Yesterday, the Labor Department stated that the unemployment rate dropped to 8.8% in March. Really? Not according to Gallup that states that unemployment is at 10% and underemployment is at 19.3%. Even though the March numbers are lower than February, they are still far too high and going at a snail’s pace recovery. Could it be because of too much government interference, regulation and failed Obama economic policy?
Unemployment, as measured by Gallup without seasonal adjustment, was 10.0% in March — down from 10.2% in mid-March and 10.3% at the end of February, but above the 9.8% at the end of January. U.S. unemployment was 10.4% at the end of March a year ago.
As reported in the WSJ,‘We Have Become a Nation of Takers, not Makers’. The problem, there are far too many people who work for the government of compared to construction, farming, fishing, forestry, manufacturing, mining and utilities combined.
If you want to understand better why so many states—from New York to Wisconsin to California—are teetering on the brink of bankruptcy, consider this depressing statistic: Today in America there are nearly twice as many people working for the government (22.5 million) than in all of manufacturing (11.5 million).

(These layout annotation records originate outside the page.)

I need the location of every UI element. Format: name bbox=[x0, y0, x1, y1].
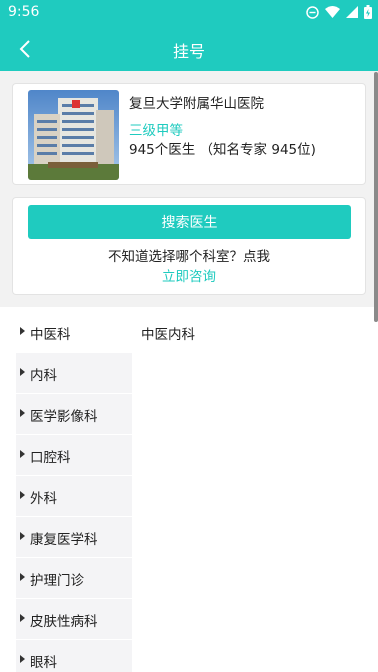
hospital-doctor-count: 945个医生 （知名专家 945位) bbox=[129, 142, 316, 158]
department-label: 外科 bbox=[30, 491, 57, 507]
wifi-icon bbox=[325, 6, 340, 18]
department-item-rehab[interactable]: 康复医学科 bbox=[16, 517, 132, 558]
caret-right-icon bbox=[20, 532, 25, 540]
caret-right-icon bbox=[20, 573, 25, 581]
department-item-imaging[interactable]: 医学影像科 bbox=[16, 394, 132, 435]
caret-right-icon bbox=[20, 450, 25, 458]
department-item-ophthalmology[interactable]: 眼科 bbox=[16, 640, 132, 672]
department-list: 中医科 内科 医学影像科 口腔科 外科 康复医学科 护理门诊 皮肤性病科 眼科 bbox=[16, 312, 132, 672]
caret-right-icon bbox=[20, 368, 25, 376]
search-doctor-button[interactable]: 搜索医生 bbox=[28, 205, 351, 239]
status-time: 9:56 bbox=[8, 4, 40, 20]
do-not-disturb-icon bbox=[306, 5, 319, 19]
page-title: 挂号 bbox=[172, 42, 205, 61]
status-icons bbox=[306, 5, 372, 19]
cell-signal-icon bbox=[346, 6, 358, 18]
caret-right-icon bbox=[20, 614, 25, 622]
department-label: 护理门诊 bbox=[30, 573, 84, 589]
title-bar: 挂号 bbox=[0, 26, 378, 71]
caret-right-icon bbox=[20, 655, 25, 663]
consult-link[interactable]: 立即咨询 bbox=[13, 265, 365, 285]
sub-department-item[interactable]: 中医内科 bbox=[141, 323, 195, 343]
scrollbar[interactable] bbox=[374, 72, 378, 322]
department-label: 医学影像科 bbox=[30, 409, 98, 425]
department-label: 口腔科 bbox=[30, 450, 71, 466]
search-card: 搜索医生 不知道选择哪个科室？点我 立即咨询 bbox=[12, 197, 366, 295]
department-item-zhongyi[interactable]: 中医科 bbox=[16, 312, 132, 353]
battery-icon bbox=[364, 5, 372, 19]
department-item-dermatology[interactable]: 皮肤性病科 bbox=[16, 599, 132, 640]
caret-right-icon bbox=[20, 491, 25, 499]
department-label: 康复医学科 bbox=[30, 532, 98, 548]
department-label: 中医科 bbox=[30, 327, 71, 343]
hospital-level: 三级甲等 bbox=[129, 123, 183, 139]
department-panel: 中医科 内科 医学影像科 口腔科 外科 康复医学科 护理门诊 皮肤性病科 眼科 … bbox=[0, 307, 378, 672]
hospital-card[interactable]: 复旦大学附属华山医院 三级甲等 945个医生 （知名专家 945位) bbox=[12, 83, 366, 185]
department-label: 眼科 bbox=[30, 655, 57, 671]
status-bar: 9:56 bbox=[0, 0, 378, 26]
department-item-surgery[interactable]: 外科 bbox=[16, 476, 132, 517]
hospital-name: 复旦大学附属华山医院 bbox=[129, 96, 264, 112]
department-label: 内科 bbox=[30, 368, 57, 384]
help-text: 不知道选择哪个科室？点我 bbox=[108, 249, 270, 265]
caret-right-icon bbox=[20, 409, 25, 417]
department-item-dental[interactable]: 口腔科 bbox=[16, 435, 132, 476]
hospital-photo bbox=[28, 90, 119, 180]
department-item-nursing[interactable]: 护理门诊 bbox=[16, 558, 132, 599]
caret-right-icon bbox=[20, 327, 25, 335]
department-label: 皮肤性病科 bbox=[30, 614, 98, 630]
department-item-neike[interactable]: 内科 bbox=[16, 353, 132, 394]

This is an almost exact reversal of the situation in 1960, when there were 15 million workers in manufacturing and 8.7 million collecting a paycheck from the government.
It gets worse. More Americans work for the government than work in construction, farming, fishing, forestry, manufacturing, mining and utilities combined. We have moved decisively from a nation of makers to a nation of takers. Nearly half of the $2.2 trillion cost of state and local governments is the $1 trillion-a-year tab for pay and benefits of state and local employees. Is it any wonder that so many states and cities cannot pay their bills?